En route to San Antonio to arrange the drive, they encounter some pilgrims stranded in a blizzard. Among them is Nella Turner (Jane Russell), a courageous and free-spirited young woman who Ben and Stark immediately find themselves smitten by. The men slaughter a horse and make sure the pilgrims are fed and safe before traveling on. However, the next day with Sioux activity in the area, Ben rides back to check on the group only to find them under siege. Nella is conveniently the only survivor and she and Ben bunk down and hide in an abandoned cabin in the midst of a blizzard. Sparks immediately fly and the two share a romantic night (at least by the self-imposed studio censorship of the day.) The next morning, they start planning a life together but immediately hit a brick wall. Ben wants a low-key life as a rancher while Nella has only bad memories of her hardscrabble childhood on a ranch. She wants to tour the world and live a lavish lifestyle. The two feud even as Ben delivers her safely to San Antonio, where the opportunistic Stark woos her with his bankroll and promises of a grand life. Making matters more uncomfortable for Ben, Nella is invited by Stark to accompany the cattle drive to Montana, thus setting in motion predictable sexual tensions.

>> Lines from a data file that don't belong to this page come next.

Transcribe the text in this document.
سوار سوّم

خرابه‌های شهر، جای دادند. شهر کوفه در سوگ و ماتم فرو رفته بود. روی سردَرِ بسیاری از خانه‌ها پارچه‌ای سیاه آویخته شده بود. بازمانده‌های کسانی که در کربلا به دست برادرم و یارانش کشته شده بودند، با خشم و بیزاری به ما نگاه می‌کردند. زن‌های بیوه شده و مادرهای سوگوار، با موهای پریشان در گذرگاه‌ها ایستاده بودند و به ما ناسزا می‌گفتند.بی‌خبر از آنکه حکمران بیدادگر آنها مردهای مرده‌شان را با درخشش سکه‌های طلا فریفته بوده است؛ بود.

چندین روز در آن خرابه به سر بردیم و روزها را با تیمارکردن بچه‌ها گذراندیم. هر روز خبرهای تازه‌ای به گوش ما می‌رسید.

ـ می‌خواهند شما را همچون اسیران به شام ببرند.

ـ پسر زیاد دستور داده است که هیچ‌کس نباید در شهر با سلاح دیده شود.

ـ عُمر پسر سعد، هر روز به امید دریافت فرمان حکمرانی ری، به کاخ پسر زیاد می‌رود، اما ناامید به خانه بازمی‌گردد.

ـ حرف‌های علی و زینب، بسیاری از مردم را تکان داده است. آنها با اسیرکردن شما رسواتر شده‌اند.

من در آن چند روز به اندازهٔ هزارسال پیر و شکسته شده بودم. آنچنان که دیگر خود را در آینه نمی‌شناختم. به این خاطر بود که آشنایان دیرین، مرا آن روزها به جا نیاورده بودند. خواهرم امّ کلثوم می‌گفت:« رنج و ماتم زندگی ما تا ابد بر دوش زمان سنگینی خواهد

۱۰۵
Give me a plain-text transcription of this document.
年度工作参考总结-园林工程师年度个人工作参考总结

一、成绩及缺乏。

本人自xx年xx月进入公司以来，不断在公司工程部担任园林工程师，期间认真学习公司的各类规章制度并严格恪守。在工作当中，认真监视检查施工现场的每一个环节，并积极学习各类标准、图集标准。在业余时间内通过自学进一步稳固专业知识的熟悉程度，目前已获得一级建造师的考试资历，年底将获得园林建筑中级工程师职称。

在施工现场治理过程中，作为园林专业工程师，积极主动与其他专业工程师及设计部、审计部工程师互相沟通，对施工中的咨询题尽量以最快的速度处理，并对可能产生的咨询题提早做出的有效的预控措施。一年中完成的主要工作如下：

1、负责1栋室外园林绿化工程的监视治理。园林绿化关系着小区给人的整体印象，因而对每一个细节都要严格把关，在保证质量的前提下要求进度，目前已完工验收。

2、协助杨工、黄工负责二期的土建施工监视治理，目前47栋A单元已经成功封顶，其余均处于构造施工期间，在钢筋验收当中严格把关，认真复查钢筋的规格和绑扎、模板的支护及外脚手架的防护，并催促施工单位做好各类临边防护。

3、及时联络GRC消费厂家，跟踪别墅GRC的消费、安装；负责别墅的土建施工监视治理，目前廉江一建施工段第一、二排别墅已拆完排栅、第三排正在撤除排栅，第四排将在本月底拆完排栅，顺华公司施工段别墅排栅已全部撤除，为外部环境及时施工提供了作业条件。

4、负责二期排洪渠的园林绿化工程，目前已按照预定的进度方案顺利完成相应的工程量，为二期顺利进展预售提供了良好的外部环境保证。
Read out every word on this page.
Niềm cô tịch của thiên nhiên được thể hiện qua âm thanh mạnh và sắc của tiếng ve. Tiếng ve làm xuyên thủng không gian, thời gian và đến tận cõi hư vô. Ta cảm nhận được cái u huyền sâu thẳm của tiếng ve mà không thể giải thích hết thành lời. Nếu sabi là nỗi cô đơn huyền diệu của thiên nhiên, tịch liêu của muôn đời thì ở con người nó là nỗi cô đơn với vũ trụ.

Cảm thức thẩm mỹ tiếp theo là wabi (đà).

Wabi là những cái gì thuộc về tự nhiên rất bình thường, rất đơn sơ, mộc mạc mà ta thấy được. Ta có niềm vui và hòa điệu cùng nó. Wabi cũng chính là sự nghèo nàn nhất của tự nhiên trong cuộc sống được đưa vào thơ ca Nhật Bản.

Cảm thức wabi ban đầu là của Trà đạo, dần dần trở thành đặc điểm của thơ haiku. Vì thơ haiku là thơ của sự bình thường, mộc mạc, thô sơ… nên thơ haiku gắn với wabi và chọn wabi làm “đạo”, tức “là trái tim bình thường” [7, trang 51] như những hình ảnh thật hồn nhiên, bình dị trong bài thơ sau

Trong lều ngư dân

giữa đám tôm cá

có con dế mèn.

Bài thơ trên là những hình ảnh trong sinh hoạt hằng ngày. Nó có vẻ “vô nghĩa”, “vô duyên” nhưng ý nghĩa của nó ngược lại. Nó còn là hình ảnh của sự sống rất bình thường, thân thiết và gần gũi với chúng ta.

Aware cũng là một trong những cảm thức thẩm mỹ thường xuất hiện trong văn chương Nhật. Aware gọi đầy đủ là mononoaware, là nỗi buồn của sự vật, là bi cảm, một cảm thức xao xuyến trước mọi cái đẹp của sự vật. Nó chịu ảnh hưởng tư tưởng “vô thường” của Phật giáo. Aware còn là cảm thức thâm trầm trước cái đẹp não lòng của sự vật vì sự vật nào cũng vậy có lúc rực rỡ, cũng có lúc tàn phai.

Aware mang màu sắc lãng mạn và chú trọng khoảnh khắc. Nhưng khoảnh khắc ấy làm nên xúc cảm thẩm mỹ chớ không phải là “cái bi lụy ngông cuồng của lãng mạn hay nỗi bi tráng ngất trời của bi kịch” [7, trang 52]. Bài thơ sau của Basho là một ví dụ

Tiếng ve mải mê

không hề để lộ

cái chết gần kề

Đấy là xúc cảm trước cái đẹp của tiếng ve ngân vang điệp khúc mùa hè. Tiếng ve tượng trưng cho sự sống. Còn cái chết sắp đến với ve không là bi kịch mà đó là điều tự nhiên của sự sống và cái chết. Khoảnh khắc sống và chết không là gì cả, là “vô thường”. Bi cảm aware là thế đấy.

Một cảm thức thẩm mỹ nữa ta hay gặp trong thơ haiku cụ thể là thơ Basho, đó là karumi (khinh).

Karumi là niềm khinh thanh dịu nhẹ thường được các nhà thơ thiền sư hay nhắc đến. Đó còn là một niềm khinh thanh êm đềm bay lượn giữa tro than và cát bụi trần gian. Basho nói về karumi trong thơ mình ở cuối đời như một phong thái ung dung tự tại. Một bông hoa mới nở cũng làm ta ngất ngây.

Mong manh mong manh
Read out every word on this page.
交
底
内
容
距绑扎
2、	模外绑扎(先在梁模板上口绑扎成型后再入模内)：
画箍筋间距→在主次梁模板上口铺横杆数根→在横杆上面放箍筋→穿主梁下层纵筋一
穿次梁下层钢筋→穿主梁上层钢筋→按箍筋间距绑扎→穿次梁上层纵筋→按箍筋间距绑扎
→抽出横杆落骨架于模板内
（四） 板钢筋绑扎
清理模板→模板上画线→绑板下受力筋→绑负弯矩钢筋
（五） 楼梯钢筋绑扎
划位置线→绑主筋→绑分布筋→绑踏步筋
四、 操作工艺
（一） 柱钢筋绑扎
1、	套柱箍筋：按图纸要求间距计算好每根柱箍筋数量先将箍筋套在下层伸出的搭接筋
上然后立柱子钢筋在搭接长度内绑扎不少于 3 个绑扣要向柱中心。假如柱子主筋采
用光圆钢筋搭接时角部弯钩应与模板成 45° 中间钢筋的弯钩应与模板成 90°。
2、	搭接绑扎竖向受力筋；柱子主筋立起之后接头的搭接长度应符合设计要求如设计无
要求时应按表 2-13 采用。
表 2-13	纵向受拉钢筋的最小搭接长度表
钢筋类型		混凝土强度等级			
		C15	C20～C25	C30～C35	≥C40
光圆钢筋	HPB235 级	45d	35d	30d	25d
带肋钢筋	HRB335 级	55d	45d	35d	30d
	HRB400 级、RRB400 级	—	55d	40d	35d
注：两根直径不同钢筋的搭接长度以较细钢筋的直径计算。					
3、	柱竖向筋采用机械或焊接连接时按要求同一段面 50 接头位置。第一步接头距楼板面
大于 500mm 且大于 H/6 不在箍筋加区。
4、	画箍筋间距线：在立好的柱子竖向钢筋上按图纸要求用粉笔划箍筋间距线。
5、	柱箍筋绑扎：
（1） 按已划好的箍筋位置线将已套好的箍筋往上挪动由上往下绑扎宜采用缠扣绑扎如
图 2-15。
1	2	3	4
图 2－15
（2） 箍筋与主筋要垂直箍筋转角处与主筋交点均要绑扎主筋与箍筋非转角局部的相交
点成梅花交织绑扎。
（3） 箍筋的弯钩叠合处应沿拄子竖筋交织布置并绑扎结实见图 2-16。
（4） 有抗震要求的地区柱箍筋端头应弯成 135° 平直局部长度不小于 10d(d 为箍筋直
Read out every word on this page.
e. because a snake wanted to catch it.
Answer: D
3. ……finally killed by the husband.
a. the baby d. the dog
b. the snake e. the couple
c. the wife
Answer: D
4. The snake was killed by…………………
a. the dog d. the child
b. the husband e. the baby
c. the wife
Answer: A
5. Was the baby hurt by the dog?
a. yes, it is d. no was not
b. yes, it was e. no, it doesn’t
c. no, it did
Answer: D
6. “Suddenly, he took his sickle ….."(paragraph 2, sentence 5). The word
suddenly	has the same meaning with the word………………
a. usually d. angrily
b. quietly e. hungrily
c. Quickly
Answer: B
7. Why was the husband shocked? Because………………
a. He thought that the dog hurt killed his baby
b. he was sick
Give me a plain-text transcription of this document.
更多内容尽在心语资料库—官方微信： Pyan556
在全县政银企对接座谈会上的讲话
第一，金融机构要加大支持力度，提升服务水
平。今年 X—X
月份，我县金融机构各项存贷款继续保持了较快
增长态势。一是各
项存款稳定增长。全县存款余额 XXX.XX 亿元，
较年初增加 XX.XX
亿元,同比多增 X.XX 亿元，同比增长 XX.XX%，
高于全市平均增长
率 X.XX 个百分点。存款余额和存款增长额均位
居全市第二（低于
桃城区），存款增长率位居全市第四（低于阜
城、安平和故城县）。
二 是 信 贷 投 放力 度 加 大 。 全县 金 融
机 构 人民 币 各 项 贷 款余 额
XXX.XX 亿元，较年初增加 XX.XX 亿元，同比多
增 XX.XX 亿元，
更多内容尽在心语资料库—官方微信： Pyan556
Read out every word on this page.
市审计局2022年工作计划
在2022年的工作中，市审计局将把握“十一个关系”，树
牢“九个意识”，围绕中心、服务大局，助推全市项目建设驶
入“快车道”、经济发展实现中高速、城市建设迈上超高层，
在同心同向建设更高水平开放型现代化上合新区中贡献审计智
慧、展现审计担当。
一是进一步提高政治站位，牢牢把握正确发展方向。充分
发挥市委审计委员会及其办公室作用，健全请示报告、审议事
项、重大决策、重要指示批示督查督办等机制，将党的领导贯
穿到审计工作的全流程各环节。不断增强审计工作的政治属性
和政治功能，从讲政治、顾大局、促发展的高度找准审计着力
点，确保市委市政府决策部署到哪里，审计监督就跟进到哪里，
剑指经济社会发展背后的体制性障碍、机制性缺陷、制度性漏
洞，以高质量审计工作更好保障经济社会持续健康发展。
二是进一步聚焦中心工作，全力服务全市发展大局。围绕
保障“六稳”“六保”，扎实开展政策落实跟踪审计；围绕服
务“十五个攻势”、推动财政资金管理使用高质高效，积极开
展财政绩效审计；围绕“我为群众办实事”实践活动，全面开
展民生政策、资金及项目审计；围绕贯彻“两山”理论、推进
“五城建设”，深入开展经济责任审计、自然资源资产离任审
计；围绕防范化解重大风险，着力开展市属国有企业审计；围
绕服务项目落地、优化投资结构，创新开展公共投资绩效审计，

The first half of the film is devoted to a lot character exposition and squabbles between Ben and Nella, who are still clearly still enamoured by each other, probably because they look a lot like Clark Gable and Jane Russell. There are also plenty of exploitation scenes that find Nella in water, thus showing off a wet blouse. We also see her improbably taking a bathtub on the journey so we can indulge in her singing and soaping up. The second half of the film, when the cattle drive finally begins, picks up steam and cinematographer Leo Tover captures the grandeur of the action in CinemaScope. The big set piece finds the cattle drivers having to make their way through an Indian death trap inside a narrow canyon. The resulting battle is exciting and well-staged, leading to a climax with a double cross that has a clever outcome due to a fine twist by screenwriters Boehm and Nugent.
For all intents and purposes, “The Tall Men” is a run-of-the-mill Western of the period, distinguished by a fine cast who are all in good form and the impressive visuals of the enormous cattle herd.